La trasformazione dell’area attorno alla stazione FFS di Lugano prosegue. Un grande cantiere che, passo dopo passo, sta ridisegnando la zona e che in questa fase si concentra soprattutto su due fronti: il futuro sottopasso stradale Genzana e l’ex posteggio Pestalozzi. «I lavori del sottopasso sono già in buono stato di avanzamento e da qualche settimana abbiamo iniziato quelli all’ex posteggio Pestalozzi», spiega Thomas Bühler, capo dell’Area opere strategiche. In quest’ultima area verrà realizzato un autosilo sotterraneo di due piani, sopra il quale troverà spazio il nuovo nodo intermodale.

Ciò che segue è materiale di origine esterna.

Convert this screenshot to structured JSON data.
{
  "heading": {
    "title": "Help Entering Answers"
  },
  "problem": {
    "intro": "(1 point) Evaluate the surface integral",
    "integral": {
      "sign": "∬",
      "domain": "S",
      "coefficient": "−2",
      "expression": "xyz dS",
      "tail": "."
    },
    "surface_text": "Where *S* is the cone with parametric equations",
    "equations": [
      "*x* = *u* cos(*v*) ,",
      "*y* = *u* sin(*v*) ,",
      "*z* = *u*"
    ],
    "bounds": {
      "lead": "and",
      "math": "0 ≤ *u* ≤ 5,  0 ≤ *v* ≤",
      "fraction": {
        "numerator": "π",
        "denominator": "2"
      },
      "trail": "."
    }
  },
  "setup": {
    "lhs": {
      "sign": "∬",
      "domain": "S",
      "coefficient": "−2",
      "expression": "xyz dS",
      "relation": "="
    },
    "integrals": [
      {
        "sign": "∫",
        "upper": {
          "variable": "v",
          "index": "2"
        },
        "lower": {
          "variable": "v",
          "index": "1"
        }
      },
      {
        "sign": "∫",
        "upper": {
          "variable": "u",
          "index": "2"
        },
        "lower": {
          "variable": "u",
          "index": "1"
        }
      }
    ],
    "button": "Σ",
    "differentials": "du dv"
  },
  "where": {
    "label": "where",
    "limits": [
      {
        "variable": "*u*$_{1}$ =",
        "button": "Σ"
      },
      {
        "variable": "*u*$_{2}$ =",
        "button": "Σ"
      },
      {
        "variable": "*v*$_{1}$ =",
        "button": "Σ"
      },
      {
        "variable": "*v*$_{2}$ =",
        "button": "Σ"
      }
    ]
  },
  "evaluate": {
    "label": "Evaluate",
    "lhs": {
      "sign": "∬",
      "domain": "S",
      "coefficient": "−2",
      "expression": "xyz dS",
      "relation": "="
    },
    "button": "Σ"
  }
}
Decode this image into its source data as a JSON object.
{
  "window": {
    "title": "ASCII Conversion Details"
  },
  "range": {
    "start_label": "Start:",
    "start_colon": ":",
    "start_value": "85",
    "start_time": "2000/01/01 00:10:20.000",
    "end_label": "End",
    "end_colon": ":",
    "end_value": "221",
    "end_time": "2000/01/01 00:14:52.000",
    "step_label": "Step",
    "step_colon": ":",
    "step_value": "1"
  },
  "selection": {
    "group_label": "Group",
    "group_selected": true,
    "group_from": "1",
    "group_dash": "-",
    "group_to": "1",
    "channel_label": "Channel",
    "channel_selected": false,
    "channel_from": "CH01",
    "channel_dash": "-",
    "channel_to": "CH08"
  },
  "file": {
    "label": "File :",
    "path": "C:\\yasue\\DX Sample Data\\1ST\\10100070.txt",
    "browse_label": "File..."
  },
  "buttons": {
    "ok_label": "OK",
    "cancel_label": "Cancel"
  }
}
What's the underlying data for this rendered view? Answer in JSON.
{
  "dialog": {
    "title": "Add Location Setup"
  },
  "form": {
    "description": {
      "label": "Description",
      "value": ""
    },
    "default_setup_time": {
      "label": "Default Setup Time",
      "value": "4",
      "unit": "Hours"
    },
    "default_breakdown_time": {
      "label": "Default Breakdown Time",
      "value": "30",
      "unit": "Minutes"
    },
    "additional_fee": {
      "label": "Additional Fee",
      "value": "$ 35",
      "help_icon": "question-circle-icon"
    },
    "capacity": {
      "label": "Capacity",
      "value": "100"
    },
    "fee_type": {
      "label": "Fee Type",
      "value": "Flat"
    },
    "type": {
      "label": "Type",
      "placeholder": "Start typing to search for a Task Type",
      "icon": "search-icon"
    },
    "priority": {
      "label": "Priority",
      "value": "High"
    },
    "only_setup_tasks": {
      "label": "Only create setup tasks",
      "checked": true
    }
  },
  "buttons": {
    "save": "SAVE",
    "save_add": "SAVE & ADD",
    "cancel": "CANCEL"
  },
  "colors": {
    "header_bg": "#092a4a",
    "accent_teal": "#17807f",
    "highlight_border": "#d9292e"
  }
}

Cambierà anche l’assetto in superficie. L’attuale incrocio semaforizzato sarà sostituito da una rotonda, sotto la quale verrà costruito un nuovo passaggio pedonale collegato al sottopasso di Besso. Sarà così possibile attraversare a piedi l’intera area della stazione, da Besso fino al versante a valle. Sul fronte della viabilità, Bühler annuncia una novità: «Dal 3 settembre verrà riaperta la corsia in discesa di via San Gottardo», rimasta chiusa per oltre un anno.

Il sottopasso Genzana

Procedono intanto gli scavi per il nuovo sottopasso Genzana. «Entro la metà del prossimo anno sarà agibile», afferma Bühler. In una prima fase, tuttavia, il passaggio sarà riservato esclusivamente ai mezzi di cantiere. Per la piena entrata in funzione bisognerà attendere la realizzazione dell’autosilo e del nodo intermodale, prevista nell’orizzonte del 2033. A quel punto il sottopasso potrà essere utilizzato dagli autobus per raggiungere il nodo intermodale sull’ex piazzale Pestalozzi e dai veicoli in uscita dal futuro autosilo. L’obiettivo è anche alleggerire il traffico nell’attuale tunnel stradale di Besso.

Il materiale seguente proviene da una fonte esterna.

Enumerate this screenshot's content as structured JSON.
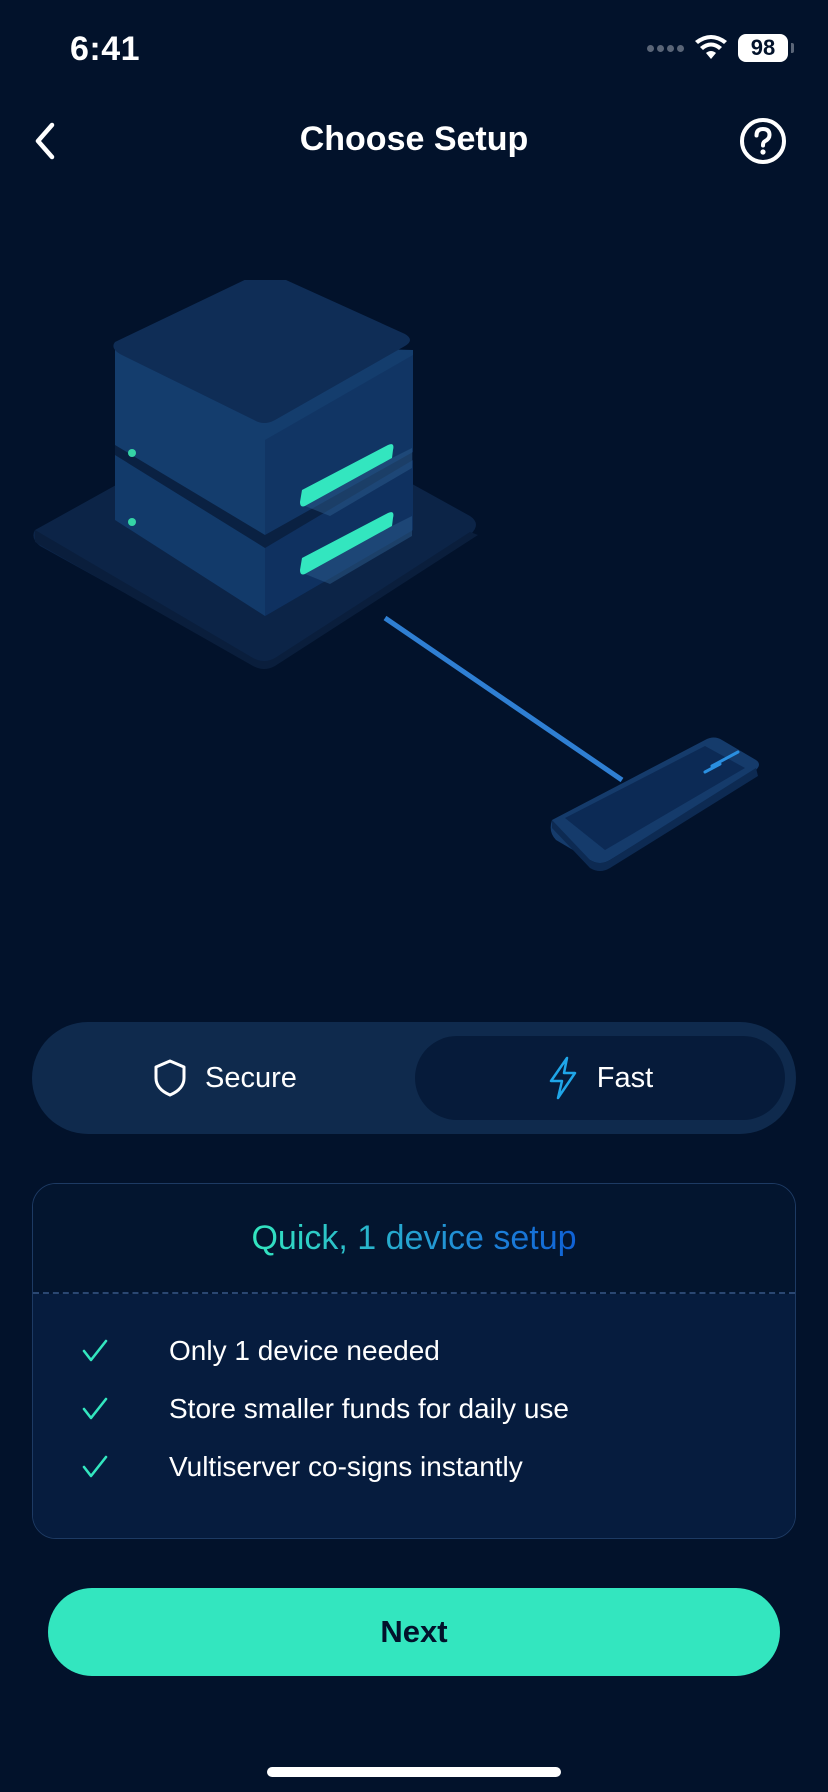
{
  "status_bar": {
    "time": "6:41",
    "battery": "98"
  },
  "header": {
    "title": "Choose Setup"
  },
  "icons": {
    "back": "chevron-left-icon",
    "help": "question-circle-icon",
    "secure": "shield-icon",
    "fast": "lightning-icon",
    "check": "check-icon"
  },
  "segmented": {
    "options": [
      {
        "label": "Secure",
        "selected": false
      },
      {
        "label": "Fast",
        "selected": true
      }
    ]
  },
  "card": {
    "title": "Quick, 1 device setup",
    "features": [
      "Only 1 device needed",
      "Store smaller funds for daily use",
      "Vultiserver co-signs instantly"
    ]
  },
  "actions": {
    "next_label": "Next"
  },
  "colors": {
    "background": "#02122b",
    "accent": "#33e6bf",
    "blue": "#1f86d8",
    "card_border": "#1d3a63"
  }
}
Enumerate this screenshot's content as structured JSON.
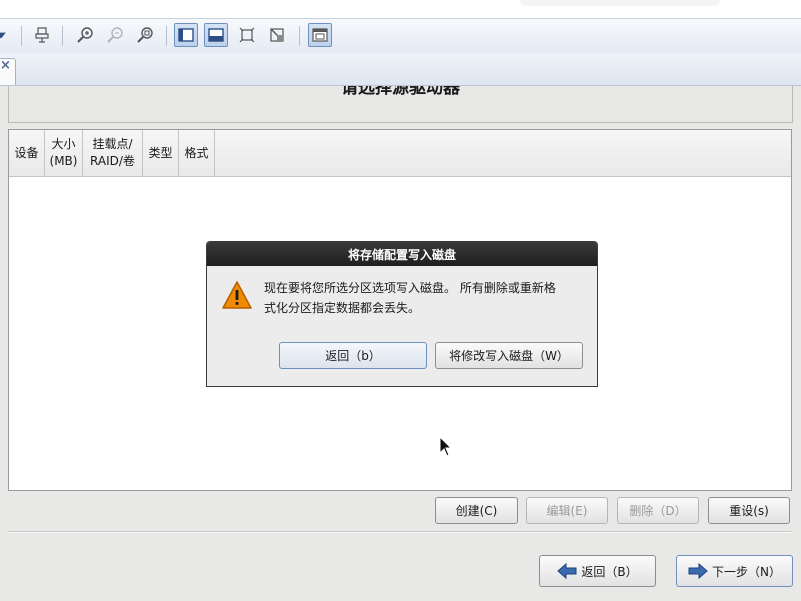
{
  "toolbar": {
    "icons": [
      "menu-dropdown-icon",
      "usb-device-icon",
      "zoom-in-icon",
      "zoom-out-icon",
      "zoom-fit-icon",
      "sidebar-left-icon",
      "panel-bottom-icon",
      "fullscreen-icon",
      "fullscreen-off-icon",
      "window-icon"
    ]
  },
  "page": {
    "title": "请选择源驱动器"
  },
  "table": {
    "columns": [
      "设备",
      "大小\n(MB)",
      "挂载点/\nRAID/卷",
      "类型",
      "格式"
    ]
  },
  "actions": {
    "create": "创建(C)",
    "edit": "编辑(E)",
    "delete": "删除（D）",
    "reset": "重设(s)"
  },
  "nav": {
    "back": "返回（B）",
    "next": "下一步（N）"
  },
  "dialog": {
    "title": "将存储配置写入磁盘",
    "message_line1": "现在要将您所选分区选项写入磁盘。 所有删除或重新格",
    "message_line2": "式化分区指定数据都会丢失。",
    "back": "返回（b）",
    "write": "将修改写入磁盘（W）"
  },
  "colors": {
    "dialog_title_bg": "#2a2a2a",
    "warning": "#f08a00",
    "accent": "#3a6bb0"
  }
}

Quattro ponti provvisori per garantire il traffico ferroviario

Particolarmente delicati sono i lavori sotto i binari ferroviari. «Siamo all’inizio delle lavorazioni principali e stiamo materializzando il futuro sottopasso», spiega Pietro Zucchetti, capo progetto del sottopasso Genzana. Dopo lo scavo e le opere di sostegno, il cantiere è entrato nella fase delle principali opere di genio civile. Per consentire contemporaneamente la prosecuzione dei lavori e la circolazione ferroviaria sono stati installati quattro ponti provvisori forniti dalle FFS. Una configurazione che richiede un monitoraggio costante. Il cantiere, sottolinea Zucchetti, ha infatti coinvolto diversi specialisti per il controllo delle vibrazioni e le misurazioni geodetiche: verifiche necessarie «per controllare e garantire la sicurezza del passaggio dei treni, ma anche della popolazione».